For the inexperienced players coming into a poker room, live poker may seem very slow. On average, a big tournament or even high stakes live poker money game is going to be much slower than its online equivalent. That’s because it is the actual human element that slows things down – not the computer software. In some cases, the slow pace is intentional. A player could be playing too aggressively or too passively, for example, and this would slow the game down.
Still, for many players, they find the slow pace disconcerting and unpleasant. Why is this so? One possible answer is that the slower pace of live poker comes with the territory. Players used to playing online at a faster pace and then transferring to playing poker offline might find that they develop a certain mindset where the online games are simply easier to grasp.
If you’re used to playing against live opponents every time, playing against computers is really hard! You have to know the decks and know the strategies and betting rules. When you play against your own players, you’re more relaxed, because you don’t have to think so much about your next move, which is a good thing sometimes! But when you play against your own peers, especially if you’re a novice, then you will dread each hand and every pot as though your opponents are monsters that should be pacified.
There are two potential explanations for this. One is that the recreational players probably haven’t lost many games in their hand when they’re facing their own opponents. They’ve gotten comfortable playing against the big blinds, the money, and the jokers, so much so that they don’t see any reason to be cautious when playing against someone else. The other explanation is that their opponents are way too good for them. In other words, they’re too smart for their own good.
Let’s consider the first scenario. Let’s say that the six-max pre-flop has hit the flop and the pot is big, but the other players all have either coins in the pot or cards. They each have a good hand, which may be a straight flush or a full house. The blinds are all in the range of a seven-card stud, so there’s no advantage for any of the players. Even if all their hands are solid, it’s still a marginal advantage for these players. They have one shot, and they don’t want it wasted.
The second scenario is just the opposite. In this case, we have the advantage, the Recreational Player has no opportunity to make a profit, because he’s playing against an opponent who has studied the game enough to know what hands to bet and when. They know what to bet and how much to bet. Their playing style is geared toward beating the odds, so they will try to put you out at many hands. And you’re putting yourself out at many hands. So you have to adopt a different type of play, and it might not be the style that you’ve been accustomed to.
The final example I want to discuss is the one in which both players have poor hands, and the pot is relatively small. The pre-flop score is also poor, and the pot is likely to be small as well.
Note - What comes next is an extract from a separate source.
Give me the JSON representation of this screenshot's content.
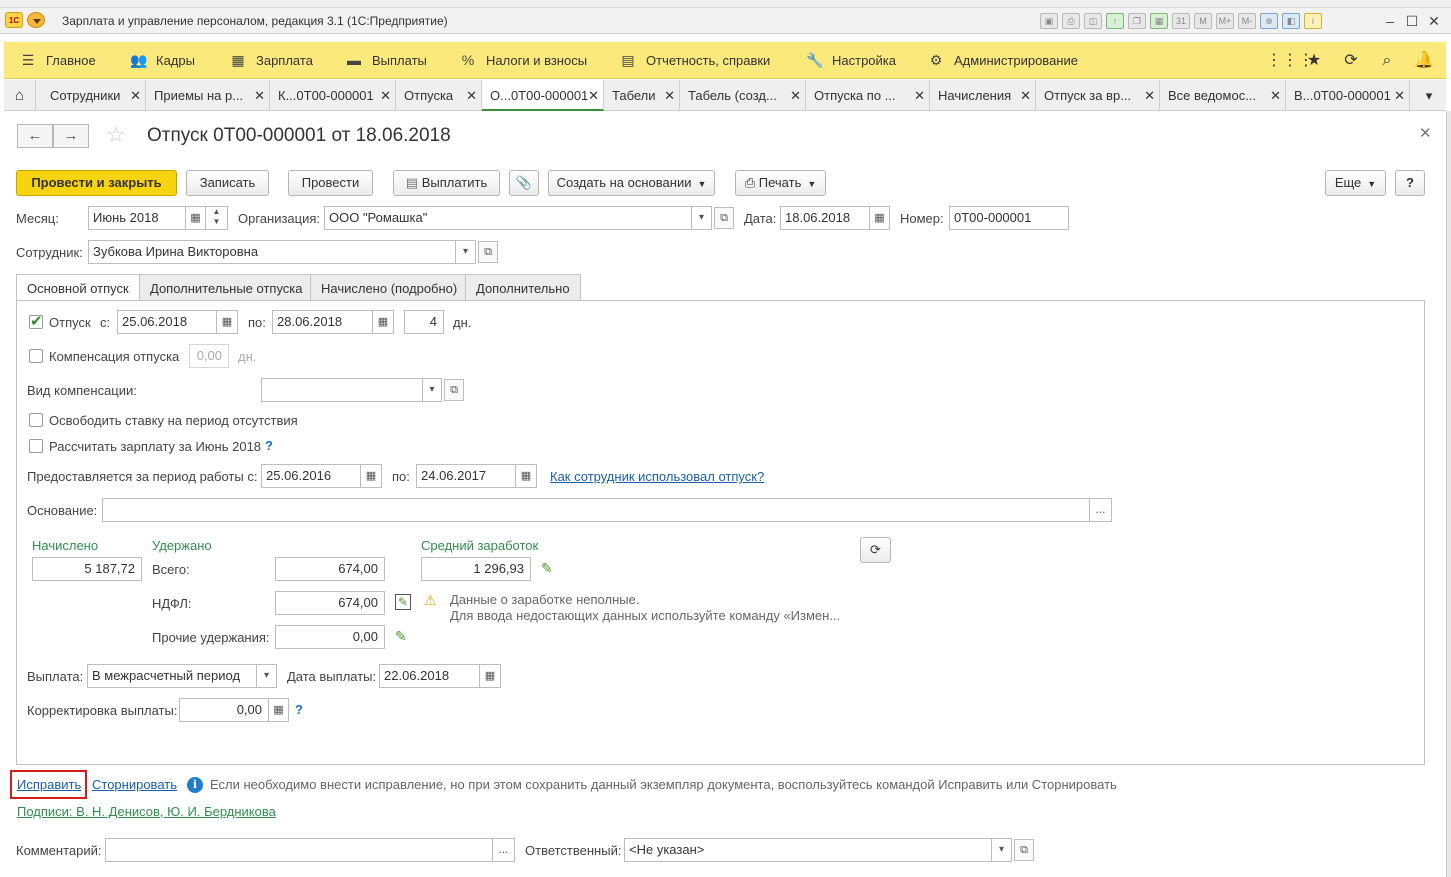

This situation is where recreational players will often show up and throw a bunch of money at the table, trying to make up for bad hands they’ve played and lose. However, online games are different.
Here’s what happens when these players show up. They sit down at the table and try to play live poker. They immediately start attacking pre-flop bets, pre-flop raises, and post-flop bets. Soon, they find that their opponents are using pre-flop analysis and acting before they’ve completely thought things through. While it’s easy to see the value of playing online poker sites against opponents that don’t really know the game, you must keep this in mind if you plan on going up against experienced players.